In terms of capital market development, a pension agency has been launched and it should help create local savings nominated in GEL, although the pension agency is still in the early stages of development and has so far only invested in bank deposits. Relatively more diversified investments are expected in the future. In addition, there was an attempt to develop a mediation system as an alternative dispute resolution space.

Meanwhile, the international rating agency Moody's also published another report, affirming Georgia's sovereign credit rating unchanged at Ba2, while rating expectations are still ‘stable’. Agency believes that in 2021 the Georgian economy will grow by 7.3%, and in the coming years economic growth of 4-5% is expected.

According to Moody's, Georgia's implementation of reforms such as improving the governance of state-owned enterprises, education reform and the reform of the insolvency proceedings will improve the country's economic situation despite political difficulties.

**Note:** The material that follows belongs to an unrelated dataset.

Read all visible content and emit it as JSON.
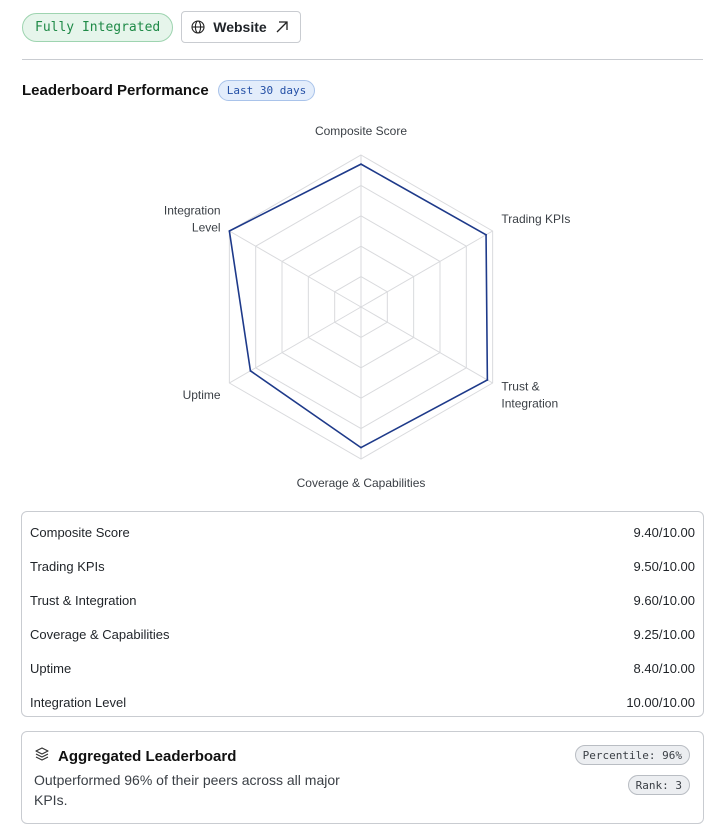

However, it noted that in the event that the country's fiscal performance deteriorates and external vulnerabilities increase, the country's credit rating expectations may be revised to ‘negative’.

The statement reads that the pandemic effect is gradually decreasing and the volume of public debt in Georgia will be reduced from 60% of GDP in 2020, to 53% of GDP by 2024. A reduction in the current account deficit is also expected, which should return to the pre-pandemic level in the next period. In terms of inflation, Moody's agrees with the NBG's assessment that currently sharply increased inflation (12.8%) from 2022 will return to its target of 3%.

Among the negative factors affecting the rating, Moody's names the tense political situation. It is emphasized that the annulment of the Charles Michel Agreement by the ruling party may have a negative impact on relations of Georgia and its key technical and financial supporting international institutions.